Het verloop van de procedure blijkt uit de volgende stukken:
  • het klaagschrift op grond van artikel 552a Sv, ingediend op 25 juli 2024 ter griffie van deze rechtbank;
  • de kennisgeving van inbeslagneming op grond van artikel 94 Sv, waaruit blijkt dat op 9 juli 2024 onder de heer [belanghebbende] , in het strafvorderlijk onderzoek tegen hem in beslag is genomen: een personenauto, merk BMW 5301, met het [kenteken] (hierna: de BMW);
  • de schriftelijke reactie van het Openbaar Ministerie en
  • de overige stukken uit het bijbehorende raadkamerdossier met voornoemd raadkamernummer.
Op 5 november 2024 heeft het onderzoek door de raadkamer plaatsgevonden.

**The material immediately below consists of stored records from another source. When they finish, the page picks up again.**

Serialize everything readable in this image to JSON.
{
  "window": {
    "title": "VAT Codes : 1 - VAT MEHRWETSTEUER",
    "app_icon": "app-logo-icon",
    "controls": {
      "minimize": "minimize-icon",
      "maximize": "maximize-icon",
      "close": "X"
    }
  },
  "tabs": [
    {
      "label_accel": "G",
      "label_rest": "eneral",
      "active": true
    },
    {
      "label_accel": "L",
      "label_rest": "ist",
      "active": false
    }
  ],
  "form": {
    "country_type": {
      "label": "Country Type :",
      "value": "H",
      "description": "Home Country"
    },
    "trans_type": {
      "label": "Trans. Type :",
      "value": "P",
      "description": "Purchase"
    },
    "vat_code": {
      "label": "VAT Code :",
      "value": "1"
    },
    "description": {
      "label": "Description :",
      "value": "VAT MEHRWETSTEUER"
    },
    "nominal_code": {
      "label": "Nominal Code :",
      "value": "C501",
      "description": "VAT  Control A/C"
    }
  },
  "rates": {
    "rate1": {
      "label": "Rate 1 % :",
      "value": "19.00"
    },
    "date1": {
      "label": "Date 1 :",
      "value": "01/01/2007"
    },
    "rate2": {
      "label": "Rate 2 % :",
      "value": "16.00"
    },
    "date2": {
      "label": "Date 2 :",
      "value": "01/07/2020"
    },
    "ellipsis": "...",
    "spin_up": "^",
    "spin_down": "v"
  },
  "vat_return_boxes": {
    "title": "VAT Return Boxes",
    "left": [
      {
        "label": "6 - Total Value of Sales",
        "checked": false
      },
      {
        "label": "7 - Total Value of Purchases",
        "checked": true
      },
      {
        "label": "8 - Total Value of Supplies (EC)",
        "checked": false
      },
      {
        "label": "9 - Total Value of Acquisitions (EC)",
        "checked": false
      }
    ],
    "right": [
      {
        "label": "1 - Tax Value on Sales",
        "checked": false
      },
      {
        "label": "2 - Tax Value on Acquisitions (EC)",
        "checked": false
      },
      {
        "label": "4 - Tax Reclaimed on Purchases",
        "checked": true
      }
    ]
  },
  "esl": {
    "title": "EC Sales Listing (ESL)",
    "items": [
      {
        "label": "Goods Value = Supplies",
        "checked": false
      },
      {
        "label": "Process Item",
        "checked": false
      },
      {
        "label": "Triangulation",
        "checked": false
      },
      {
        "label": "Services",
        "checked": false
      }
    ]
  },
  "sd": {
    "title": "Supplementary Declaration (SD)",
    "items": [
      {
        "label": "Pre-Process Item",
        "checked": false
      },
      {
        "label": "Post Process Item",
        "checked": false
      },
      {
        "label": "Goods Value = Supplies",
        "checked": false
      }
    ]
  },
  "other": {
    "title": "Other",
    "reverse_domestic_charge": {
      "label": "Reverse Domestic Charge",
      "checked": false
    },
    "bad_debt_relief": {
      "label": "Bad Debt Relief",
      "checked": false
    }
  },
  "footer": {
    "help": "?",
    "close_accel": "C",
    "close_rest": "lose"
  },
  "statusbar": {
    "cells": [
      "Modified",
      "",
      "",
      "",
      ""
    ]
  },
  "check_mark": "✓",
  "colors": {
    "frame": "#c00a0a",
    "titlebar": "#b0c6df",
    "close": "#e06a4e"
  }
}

Hierbij zijn de officier van justitie mr. M. Nieuwenhuis, de heer [naam] namens klaagster en mr. E. van de Rakt als gemachtigd advocaat van [belanghebbende] , gehoord.
Het klaagschrift strekt tot opheffing van het beslag met last tot teruggave aan de klaagster. Daartoe is aangevoerd dat klaagster als leasemaatschappij de eigenaar is van de inbeslaggenomen BMW. Zij heeft de auto verhuurd aan de heer [belanghebbende] en deze is slechts de gebruiker van de BMW.
De officier van justitie heeft zich op het standpunt gesteld dat klaagster niet-ontvankelijk is in haar klaagschrift, nu het Openbaar Ministerie op 17 oktober 2024 heeft beslist tot teruggave van de BMW aan klaagster.

2.De beoordeling

De raadkamer van de rechtbank is bevoegd tot afdoening van het klaagschrift.
Het klaagschrift is tijdig ingediend.
Uit de onderliggende stukken en de nadere toelichting van de heer [naam] in raadkamer begrijpt de rechtbank dat het Openbaar Ministerie op 17 oktober 2024 schriftelijk te kennen heeft gegeven dat is besloten tot teruggave van de BMW aan de rechthebbende, zijnde klaagster, en dat de BMW inmiddels ook weer in bezit is van klaagster. De rechtbank stelt daarmee vast dat het beslag is geëindigd en dat klaagster geen belang meer heeft. De rechtbank zal klaagster daarom niet-ontvankelijk verklaren in haar beklag.

3.De beslissing

De rechtbank:
- verklaart klaagster niet-ontvankelijk in het beklag.
Deze beslissing is op 19 november 2024 genomen door mr. J.C. Gillesse rechter, in tegenwoordigheid van mr. S.H.M.R. Chevalier-Verbunt, griffier, en is uitgesproken op de openbare zitting van 19 november 2024.
INFORMATIE RECHTSMIDDEL
Tegen deze beslissing kan door het Openbaar Ministerie binnen veertien dagen na dagtekening van deze beslissing en door de klager binnen veertien dagen na de betekening van deze beslissing
beroep in cassatieworden ingesteld bij de Hoge Raad der Nederlanden te 's-Gravenhage (artikel 552d lid 2 Wetboek van Strafvordering).